For an example usecase of the collocation data, I will search for the word ‘rather’ and chart the most likely following words.

matches <- combs[which(grepl("rather ", combs$collocation, ignore.case=TRUE))]
matches <- arrange(matches, desc(count))

x <- barplot(height=head(matches$count), ylim=c(0,1400), main="Word Pairs Example: 'Rather'")
labs <- paste(head(matches$collocation))
text(cex=0.9, x=x-.25, y=-200, labs, xpd=TRUE, srt=45)

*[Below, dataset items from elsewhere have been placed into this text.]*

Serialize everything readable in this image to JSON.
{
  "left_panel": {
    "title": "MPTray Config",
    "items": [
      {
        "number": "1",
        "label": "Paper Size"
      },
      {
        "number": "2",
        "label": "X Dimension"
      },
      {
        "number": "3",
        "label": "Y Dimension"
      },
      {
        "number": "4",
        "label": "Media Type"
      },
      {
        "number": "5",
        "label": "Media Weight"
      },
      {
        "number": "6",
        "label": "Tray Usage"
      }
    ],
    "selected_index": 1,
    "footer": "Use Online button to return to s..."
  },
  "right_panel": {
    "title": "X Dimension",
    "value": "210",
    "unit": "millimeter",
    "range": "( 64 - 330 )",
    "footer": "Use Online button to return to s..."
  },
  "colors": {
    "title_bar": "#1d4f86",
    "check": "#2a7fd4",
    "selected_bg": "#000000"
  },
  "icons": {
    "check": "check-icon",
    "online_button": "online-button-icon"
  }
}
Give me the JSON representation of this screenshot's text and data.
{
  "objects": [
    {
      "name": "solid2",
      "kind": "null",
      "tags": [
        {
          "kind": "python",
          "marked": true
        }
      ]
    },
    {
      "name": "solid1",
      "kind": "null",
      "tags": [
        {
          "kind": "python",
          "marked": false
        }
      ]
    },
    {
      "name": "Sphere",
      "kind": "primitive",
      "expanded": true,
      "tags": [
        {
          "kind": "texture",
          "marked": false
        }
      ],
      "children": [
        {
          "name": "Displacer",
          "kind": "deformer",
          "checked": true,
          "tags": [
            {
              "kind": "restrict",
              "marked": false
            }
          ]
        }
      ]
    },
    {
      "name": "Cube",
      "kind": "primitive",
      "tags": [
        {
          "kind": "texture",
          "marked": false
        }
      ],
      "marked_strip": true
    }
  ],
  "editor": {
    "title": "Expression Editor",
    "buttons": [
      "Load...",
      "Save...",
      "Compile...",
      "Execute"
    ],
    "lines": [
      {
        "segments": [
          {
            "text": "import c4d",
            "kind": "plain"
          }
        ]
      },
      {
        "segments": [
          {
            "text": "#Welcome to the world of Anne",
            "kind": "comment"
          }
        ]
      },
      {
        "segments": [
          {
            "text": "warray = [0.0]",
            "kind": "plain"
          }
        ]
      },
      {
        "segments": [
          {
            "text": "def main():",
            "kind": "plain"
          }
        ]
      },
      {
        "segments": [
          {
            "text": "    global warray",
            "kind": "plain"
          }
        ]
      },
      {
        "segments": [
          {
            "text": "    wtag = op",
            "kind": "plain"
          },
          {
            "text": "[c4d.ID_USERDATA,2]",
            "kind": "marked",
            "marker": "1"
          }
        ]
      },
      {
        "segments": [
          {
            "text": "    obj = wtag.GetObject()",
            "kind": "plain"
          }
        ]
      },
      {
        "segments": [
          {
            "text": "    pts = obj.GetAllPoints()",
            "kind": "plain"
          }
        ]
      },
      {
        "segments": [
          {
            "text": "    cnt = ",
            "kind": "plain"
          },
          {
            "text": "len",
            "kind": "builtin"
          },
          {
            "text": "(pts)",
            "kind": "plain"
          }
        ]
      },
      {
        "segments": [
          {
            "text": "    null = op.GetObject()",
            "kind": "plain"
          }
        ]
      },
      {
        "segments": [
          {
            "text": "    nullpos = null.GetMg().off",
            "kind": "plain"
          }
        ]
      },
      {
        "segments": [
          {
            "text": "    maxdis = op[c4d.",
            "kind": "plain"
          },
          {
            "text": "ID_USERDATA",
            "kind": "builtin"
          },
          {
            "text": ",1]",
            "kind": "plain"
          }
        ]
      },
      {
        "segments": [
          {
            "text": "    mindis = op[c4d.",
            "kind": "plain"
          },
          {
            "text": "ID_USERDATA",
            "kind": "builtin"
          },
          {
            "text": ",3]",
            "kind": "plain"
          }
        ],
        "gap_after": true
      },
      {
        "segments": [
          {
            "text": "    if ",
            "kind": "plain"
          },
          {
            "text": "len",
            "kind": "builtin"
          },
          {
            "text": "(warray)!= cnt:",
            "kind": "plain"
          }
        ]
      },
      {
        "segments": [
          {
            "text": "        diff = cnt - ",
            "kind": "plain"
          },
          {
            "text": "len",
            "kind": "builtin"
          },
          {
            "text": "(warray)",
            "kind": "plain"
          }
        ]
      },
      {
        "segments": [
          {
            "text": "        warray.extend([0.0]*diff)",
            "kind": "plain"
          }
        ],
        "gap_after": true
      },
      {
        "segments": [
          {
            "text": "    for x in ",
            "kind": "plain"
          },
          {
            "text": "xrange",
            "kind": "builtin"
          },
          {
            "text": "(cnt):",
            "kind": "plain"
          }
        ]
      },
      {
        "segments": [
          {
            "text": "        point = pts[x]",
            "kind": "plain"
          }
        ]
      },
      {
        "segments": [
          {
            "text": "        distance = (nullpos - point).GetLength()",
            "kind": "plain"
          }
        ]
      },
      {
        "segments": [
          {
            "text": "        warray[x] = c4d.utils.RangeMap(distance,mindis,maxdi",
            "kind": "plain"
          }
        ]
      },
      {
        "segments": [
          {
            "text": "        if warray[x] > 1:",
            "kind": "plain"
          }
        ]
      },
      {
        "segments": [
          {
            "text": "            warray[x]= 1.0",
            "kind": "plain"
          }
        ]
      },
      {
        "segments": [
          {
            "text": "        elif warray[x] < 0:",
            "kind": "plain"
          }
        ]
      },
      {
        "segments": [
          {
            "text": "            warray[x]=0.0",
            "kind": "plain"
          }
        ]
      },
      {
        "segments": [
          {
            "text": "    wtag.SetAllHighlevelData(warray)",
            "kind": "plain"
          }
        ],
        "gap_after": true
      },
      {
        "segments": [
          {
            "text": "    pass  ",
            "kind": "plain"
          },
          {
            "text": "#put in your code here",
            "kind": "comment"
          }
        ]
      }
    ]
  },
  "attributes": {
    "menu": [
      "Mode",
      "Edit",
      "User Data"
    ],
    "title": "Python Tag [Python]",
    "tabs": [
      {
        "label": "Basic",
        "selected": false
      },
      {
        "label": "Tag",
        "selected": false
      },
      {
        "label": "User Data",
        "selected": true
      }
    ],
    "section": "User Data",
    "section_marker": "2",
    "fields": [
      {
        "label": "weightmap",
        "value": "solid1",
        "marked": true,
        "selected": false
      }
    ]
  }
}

‘Rather than’ is clearly the most likely combination, so the algorithm in the final app should return ‘than’ to the user.

Plans for the App

The collocation data could be the backbone of prediction app that uses regular expressions (REGEX) and simple search function. Consider that the user inputs a word string; that word is the search term (using REGEX to specify the first word in a two-word pair). The regex function would produce all rows in which string appears as the first word. The app would in turn output to the user the second word in the row with the highest count variable. This type of design is user-oriented and makes sense from an outward perspective, but is it the most efficient? A dictionary-style Markov-chain may be faster for the end product, as the user-input string would point directly to one specific data line. However, the processing to create a Markov-chain dictionary may be beyond the capabilties of my computers The next two weeks of the project will be experimenting with and fine-tuning an algorithm to search through and organize the data, so I will experiment with both n-gram collocations and Markov chains.